Dr Busoi, lead author, said: “We all perform emotional labour – it includes putting on a bright face when you don’t feel bright inside. Most of us do it at work and at home, it’s part of being a human. 

"But for those whose jobs require they perform in a certain way 24/7, it carries a spectacularly heavy toll and it can be exhausting.

"Holiday reps are the face of package holidays. They’re in near-constant contact with customers. As well as sorting out any problems at the resort, they’re usually expected to host leisure activities day and night and to appear always as someone fun and professional.”

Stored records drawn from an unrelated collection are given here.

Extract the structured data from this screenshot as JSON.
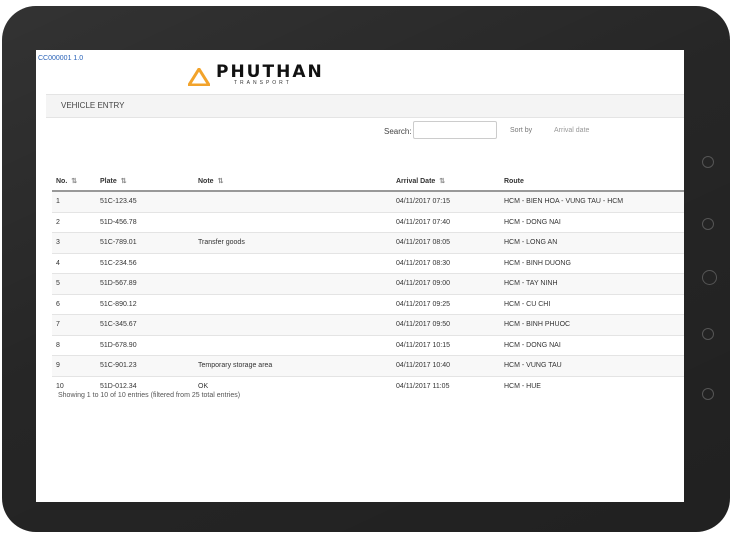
{
  "header": {
    "user_link": "CC000001 1.0",
    "logo_word": "PHUTHAN",
    "logo_tagline": "TRANSPORT"
  },
  "subbar": {
    "title": "VEHICLE ENTRY"
  },
  "search": {
    "label": "Search:",
    "placeholder": ""
  },
  "sort": {
    "label": "Sort by",
    "value": "Arrival date"
  },
  "table": {
    "columns": [
      "No.",
      "Plate",
      "Note",
      "Arrival Date",
      "Route"
    ],
    "rows": [
      {
        "no": "1",
        "plate": "51C-123.45",
        "note": "",
        "date": "04/11/2017 07:15",
        "route": "HCM - BIEN HOA - VUNG TAU - HCM"
      },
      {
        "no": "2",
        "plate": "51D-456.78",
        "note": "",
        "date": "04/11/2017 07:40",
        "route": "HCM - DONG NAI"
      },
      {
        "no": "3",
        "plate": "51C-789.01",
        "note": "Transfer goods",
        "date": "04/11/2017 08:05",
        "route": "HCM - LONG AN"
      },
      {
        "no": "4",
        "plate": "51C-234.56",
        "note": "",
        "date": "04/11/2017 08:30",
        "route": "HCM - BINH DUONG"
      },
      {
        "no": "5",
        "plate": "51D-567.89",
        "note": "",
        "date": "04/11/2017 09:00",
        "route": "HCM - TAY NINH"
      },
      {
        "no": "6",
        "plate": "51C-890.12",
        "note": "",
        "date": "04/11/2017 09:25",
        "route": "HCM - CU CHI"
      },
      {
        "no": "7",
        "plate": "51C-345.67",
        "note": "",
        "date": "04/11/2017 09:50",
        "route": "HCM - BINH PHUOC"
      },
      {
        "no": "8",
        "plate": "51D-678.90",
        "note": "",
        "date": "04/11/2017 10:15",
        "route": "HCM - DONG NAI"
      },
      {
        "no": "9",
        "plate": "51C-901.23",
        "note": "Temporary storage area",
        "date": "04/11/2017 10:40",
        "route": "HCM - VUNG TAU"
      },
      {
        "no": "10",
        "plate": "51D-012.34",
        "note": "OK",
        "date": "04/11/2017 11:05",
        "route": "HCM - HUE"
      }
    ]
  },
  "footer": {
    "info": "Showing 1 to 10 of 10 entries (filtered from 25 total entries)"
  }
}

The researchers argue that tourism businesses which rely on their resort reps to maintain a happy face can – and should – recruit, train and support staff specifically to cope with the emotional labour of the role.

We’ve all worked with or known people whose cheerfulness comes across as fake and others whose cheerfulness seem genuine. Humans are very good at gauging the authenticity of someone’s manner.

Dr Georgiana Busoi, Senior Teaching Fellow in Marketing

Dr Busoi said: "The tourism industry relies heavily on recruiting the right people – often extroverts – to be its resort reps, but even extroverts need to be supported to maintain a façade of happiness.

"We've all worked with or known people whose cheerfulness comes across as fake and others whose cheerfulness seem genuine. Humans are very good at gauging the authenticity of someone's manner. People on a resort holiday expect their rep to be ever-helpful, cheerful, empathetic and professional at breakfast, at lunch, at dinner, and if there's a problem in the middle of the night.

"For reps, to be expected to be always ‘on’, regardless of their true feelings, is a big ask."

Tourism bosses could help their staff and reduce high staff turnover by recognising and rewarding the emotional labour of the role.

Researchers suggest the industry could help by limiting the number of hotels and resorts reps are expected to work at; match reps with resorts, rather than expect all reps to work at all resorts; and by encouraging reps to specialise.

By recognising the burden on their reps and supporting them to carry it out, a great deal of the emotional labour would be reduced.

Dr Georgiana Busoi, Senior Teaching Fellow in Marketing

“It’s unfair to ask someone to be all things to all men, all the time,” Dr Busoi said. “By recognising the burden on their reps and supporting them to carry it out, a great deal of the emotional labour would be reduced.

“Allowing and encouraging reps to specialise, so their role more closely aligns with their personality, would demand less need to act, greatly benefitting the reps’ wellbeing and the perception of customers of the tour company.”

This research calls on the industry to review the terms and conditions of reps’ employment.

“The package holiday industry is notorious for its low wages, irregular hours, intense workloads and the pressure to sell. If wages cannot be improved – and competition in the industry is fierce, so this seems unlikely – then other ways of recognising and rewarding the emotional labour of reps should be addressed.”